1898 U.S. Open

Tournament information
- Dates: June 17–18, 1898
- Location: South Hamilton, Massachusetts
- Course: Myopia Hunt Club
- Organized by: USGA
- Format: Stroke play − 72 holes

Statistics
- Field: 45
- Cut: none
- Prize fund: $335
- Winner's share: $150

Champion
- Fred Herd
- 328

= 1898 U.S. Open (golf) =

The 1898 U.S. Open was the fourth U.S. Open, held June 17–18 at Myopia Hunt Club in South Hamilton, Massachusetts, northeast of Boston.
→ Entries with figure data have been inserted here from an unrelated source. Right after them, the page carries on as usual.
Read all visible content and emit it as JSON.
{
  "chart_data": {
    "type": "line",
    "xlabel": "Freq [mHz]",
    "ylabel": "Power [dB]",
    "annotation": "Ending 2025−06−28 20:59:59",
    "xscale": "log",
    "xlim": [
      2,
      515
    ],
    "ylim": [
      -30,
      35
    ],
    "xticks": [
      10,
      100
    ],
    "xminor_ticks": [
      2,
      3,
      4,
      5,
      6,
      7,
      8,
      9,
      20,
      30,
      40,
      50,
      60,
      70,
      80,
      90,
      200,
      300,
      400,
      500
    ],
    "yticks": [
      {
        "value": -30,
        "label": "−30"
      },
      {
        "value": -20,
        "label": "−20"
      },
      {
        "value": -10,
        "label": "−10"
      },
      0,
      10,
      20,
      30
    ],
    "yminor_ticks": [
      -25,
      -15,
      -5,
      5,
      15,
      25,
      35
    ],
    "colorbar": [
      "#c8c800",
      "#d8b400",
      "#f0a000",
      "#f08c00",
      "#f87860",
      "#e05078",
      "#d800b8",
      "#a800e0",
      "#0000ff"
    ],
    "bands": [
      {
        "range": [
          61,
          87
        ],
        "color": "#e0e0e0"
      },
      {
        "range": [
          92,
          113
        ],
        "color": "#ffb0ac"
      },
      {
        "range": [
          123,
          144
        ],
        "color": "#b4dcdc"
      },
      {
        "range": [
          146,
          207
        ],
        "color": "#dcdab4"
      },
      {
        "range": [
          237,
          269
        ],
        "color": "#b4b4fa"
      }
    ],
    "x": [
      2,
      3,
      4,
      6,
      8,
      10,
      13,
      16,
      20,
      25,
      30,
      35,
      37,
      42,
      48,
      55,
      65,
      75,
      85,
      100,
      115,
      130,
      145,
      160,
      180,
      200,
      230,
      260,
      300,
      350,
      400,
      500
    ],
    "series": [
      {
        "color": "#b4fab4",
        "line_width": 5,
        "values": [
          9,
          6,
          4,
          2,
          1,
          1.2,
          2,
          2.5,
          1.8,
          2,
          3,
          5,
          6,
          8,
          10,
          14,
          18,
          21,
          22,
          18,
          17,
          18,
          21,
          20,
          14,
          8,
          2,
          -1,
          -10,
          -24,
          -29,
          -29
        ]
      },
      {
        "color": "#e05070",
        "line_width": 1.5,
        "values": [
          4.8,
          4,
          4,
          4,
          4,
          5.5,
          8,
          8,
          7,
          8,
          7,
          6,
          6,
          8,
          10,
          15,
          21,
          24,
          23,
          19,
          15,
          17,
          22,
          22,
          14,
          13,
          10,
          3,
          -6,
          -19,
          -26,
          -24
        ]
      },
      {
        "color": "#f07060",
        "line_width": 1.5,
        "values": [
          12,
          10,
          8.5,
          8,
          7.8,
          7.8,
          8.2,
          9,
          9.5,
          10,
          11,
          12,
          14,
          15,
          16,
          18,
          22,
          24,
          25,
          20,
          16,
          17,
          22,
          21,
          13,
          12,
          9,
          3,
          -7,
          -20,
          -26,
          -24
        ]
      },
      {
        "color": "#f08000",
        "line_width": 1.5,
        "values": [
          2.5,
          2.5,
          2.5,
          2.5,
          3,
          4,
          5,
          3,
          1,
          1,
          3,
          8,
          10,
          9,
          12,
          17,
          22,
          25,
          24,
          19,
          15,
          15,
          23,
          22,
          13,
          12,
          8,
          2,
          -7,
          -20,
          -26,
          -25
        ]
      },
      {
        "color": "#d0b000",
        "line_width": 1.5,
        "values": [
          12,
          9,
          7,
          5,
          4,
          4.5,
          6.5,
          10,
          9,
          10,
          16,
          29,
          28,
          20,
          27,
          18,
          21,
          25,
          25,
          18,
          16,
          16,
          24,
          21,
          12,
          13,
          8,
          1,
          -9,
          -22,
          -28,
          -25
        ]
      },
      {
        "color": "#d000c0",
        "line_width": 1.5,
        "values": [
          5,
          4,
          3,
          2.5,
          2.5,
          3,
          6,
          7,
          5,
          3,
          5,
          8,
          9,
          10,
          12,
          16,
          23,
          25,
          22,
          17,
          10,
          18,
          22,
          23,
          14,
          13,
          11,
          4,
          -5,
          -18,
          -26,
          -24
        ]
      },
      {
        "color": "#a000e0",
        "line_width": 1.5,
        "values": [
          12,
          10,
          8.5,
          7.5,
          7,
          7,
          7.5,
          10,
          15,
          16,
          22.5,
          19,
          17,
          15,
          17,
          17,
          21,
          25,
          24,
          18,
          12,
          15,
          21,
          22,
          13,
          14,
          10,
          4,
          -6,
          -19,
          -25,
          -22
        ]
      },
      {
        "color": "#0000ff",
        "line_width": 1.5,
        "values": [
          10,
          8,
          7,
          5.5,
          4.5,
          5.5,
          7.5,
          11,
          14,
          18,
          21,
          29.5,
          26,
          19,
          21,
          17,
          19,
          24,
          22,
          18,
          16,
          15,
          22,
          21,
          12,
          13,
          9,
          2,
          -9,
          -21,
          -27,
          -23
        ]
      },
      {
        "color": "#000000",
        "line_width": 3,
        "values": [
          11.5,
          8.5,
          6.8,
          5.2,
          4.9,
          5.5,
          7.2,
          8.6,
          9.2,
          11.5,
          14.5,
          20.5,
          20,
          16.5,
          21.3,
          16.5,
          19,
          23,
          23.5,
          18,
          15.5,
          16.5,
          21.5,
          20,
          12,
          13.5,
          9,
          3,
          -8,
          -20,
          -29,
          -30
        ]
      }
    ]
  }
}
Fred Herd captured his only major title, seven strokes ahead of runner-up Alex Smith.

For the first time, the U.S. Open was expanded to 72 holes, meaning the players had to complete eight loops around Myopia's 9-hole course. Herd trailed leader Willie Anderson by six shots after 36 holes on Friday, but his 75 in the third round on Saturday morning was the low round of the championship and gave him a six-shot advantage after 54 holes. Despite an 84 in the afternoon for 328, Herd prevailed over Alex Smith by seven, with Anderson finishing in third. Only Herd and Smith managed to break 80 in any round of the championship.
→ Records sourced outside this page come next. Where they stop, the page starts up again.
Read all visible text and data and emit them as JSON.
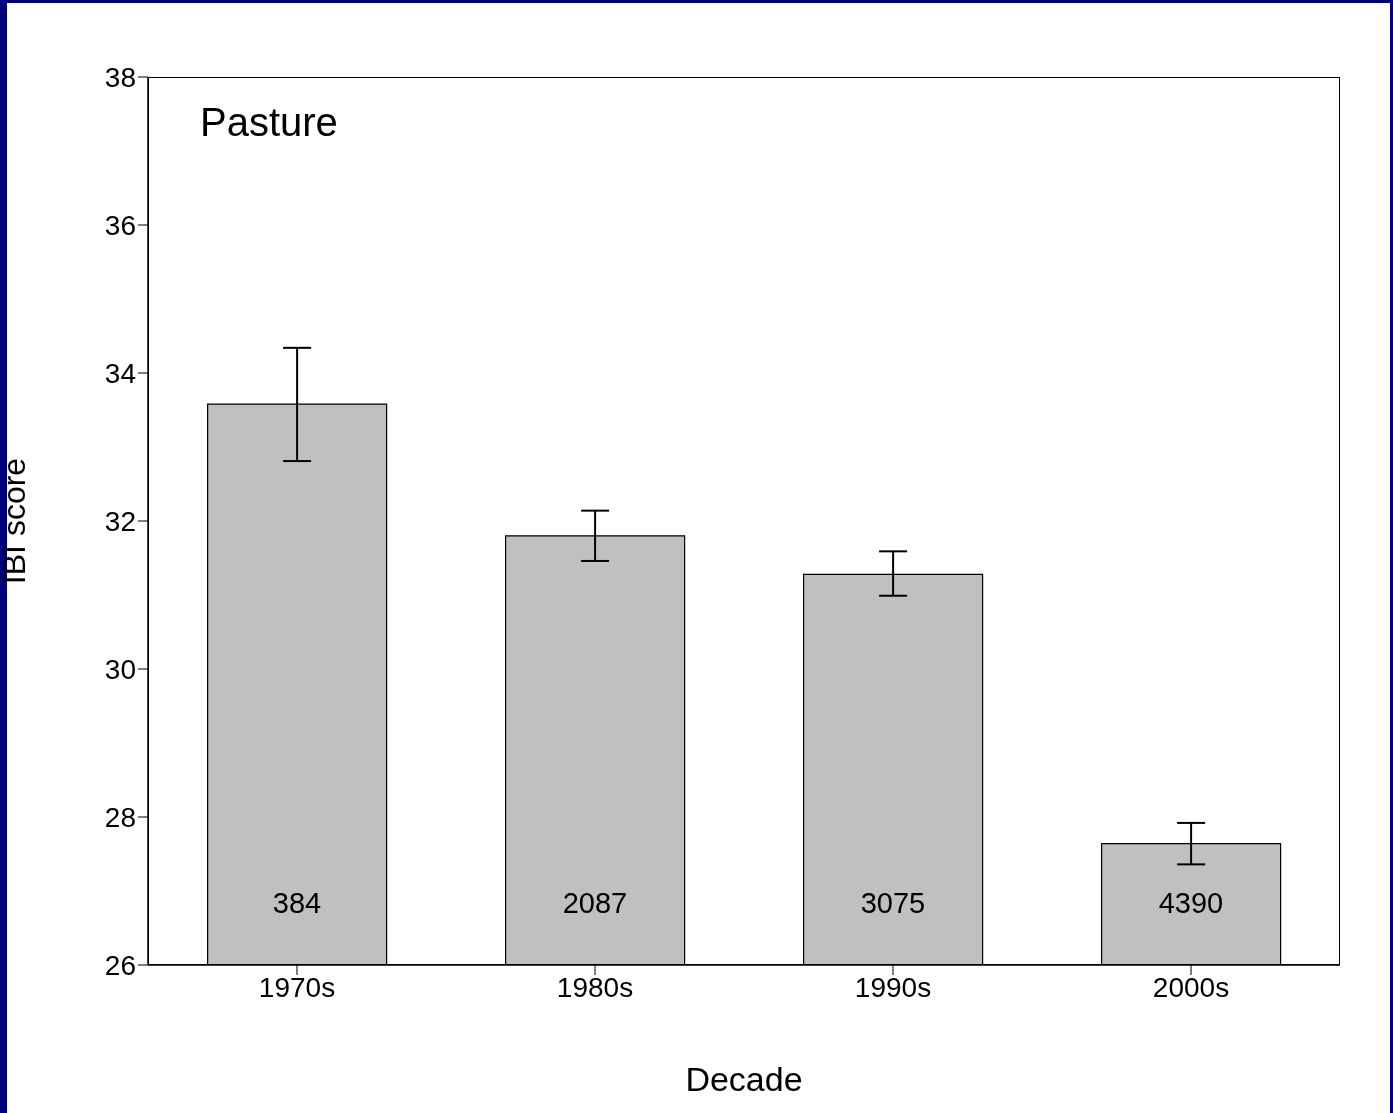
{
  "chart_data": {
    "type": "bar",
    "xlabel": "Decade",
    "ylabel": "IBI score",
    "categories": [
      "1970s",
      "1980s",
      "1990s",
      "2000s"
    ],
    "values": [
      33.58,
      31.8,
      31.28,
      27.64
    ],
    "errors": [
      [
        32.81,
        34.34
      ],
      [
        31.46,
        32.14
      ],
      [
        30.99,
        31.59
      ],
      [
        27.36,
        27.92
      ]
    ],
    "color": "#c0c0c0",
    "ylim": [
      26,
      38
    ],
    "yticks": [
      26,
      28,
      30,
      32,
      34,
      36,
      38
    ],
    "grid": false,
    "legend": false,
    "annotations": [
      "Pasture",
      "384",
      "2087",
      "3075",
      "4390"
    ]
  }
}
Herd's fondness for liquor was well-known; after his win, tournament officials required him to leave a deposit to prevent him from selling the trophy for drinking money. His brother Sandy won The Open Championship in 1902.

==Round summaries==
===First round===
Friday, June 17, 1898 (morning)

| Place | Player | Score |
| 1 | SCO Alex Smith | 78 |
| T2 | SCO Willie Anderson | 81 |
USA Herbert Leeds (a)
| 4 | SCO Willie Smith | 82 |
| 5 | ENG John Jones | 83 |
| T6 | ENG John Harland | 84 |
SCO Fred Herd
ENG Willie Hoare
| T9 | SCO Willie Dunn, Jr. | 85 |
SCO Robert McAndrews
J.H. Mercer
SCO Harry Turpie

Source:

===Second round===
Friday, June 17, 1898 (afternoon)

| Place | Player | Score |
| 1 | SCO Willie Anderson | 81-82=163 |
| 2 | SCO Alex Smith | 78-86=164 |
| 3 | USA Herbert Leeds (a) | 81-84=165 |
| T4 | ENG John Jones | 83-84=167 |
| ENG Joe Lloyd | 87-80=167 |
| 6 | ENG Willie Hoare | 84-84=168 |
| 7 | SCO Fred Herd | 84-85=169 |
| T8 | SCO Willie Dunn, Jr. | 85-87=172 |
| SCO Harry Turpie | 85-87=172 |
| T10 | SCO Bernard Nicholls | 86-87=173 |
| SCO Willie Smith | 82-91=173 |

Source:

===Third round===
Saturday, June 18, 1898 (morning)

| Place | Player | Score |
| 1 | SCO Fred Herd | 84-85-75=244 |
| T2 | SCO Willie Anderson | 81-82-87=250 |
| SCO Alex Smith | 78-86-86=250 |
| 4 | ENG Joe Lloyd | 87-80-86=253 |
| 5 | ENG Willie Hoare | 84-84-87=255 |
| 6 | ENG John Jones | 83-84-90=257 |
| T7 | USA Herbert Leeds (a) | 81-84-93=258 |
| SCO Willie Smith | 82-91-85=258 |
| SCO Harry Turpie | 85-87-86=258 |
| 10 | SCO Willie Dunn, Jr. | 85-87-87=259 |

Source:

===Final round===
Saturday, June 18, 1898 (afternoon)

| Place | Player | Score | Money ($) |
| 1 | SCO Fred Herd | 84-85-75-84=328 | 150 |
| 2 | SCO Alex Smith | 78-86-86-85=335 | 100 |
| 3 | SCO Willie Anderson | 81-82-87-86=336 | 50 |
| 4 | ENG Joe Lloyd | 87-80-86-86=339 | 25 |
| 5 | SCO Willie Smith | 82-91-85-82=340 | 10 |
| 6 | ENG Willie Hoare | 84-84-87-87=342 | 0 |
| 7 | SCO Willie Dunn, Jr. | 85-87-87-85=344 |
| T8 | ENG John Jones | 83-84-90-90=347 |
| USA Herbert Leeds (a) | 81-84-93-89=347 |
| SCO Robert McAndrews | 85-90-86-86=347 |
| ENG Bernard Nicholls | 86-87-88-86=347 |

Source:

Amateurs: Leeds (347), Curtis (356), Tyng (361), Shaw (364), Sweny (384), Rutherford (388).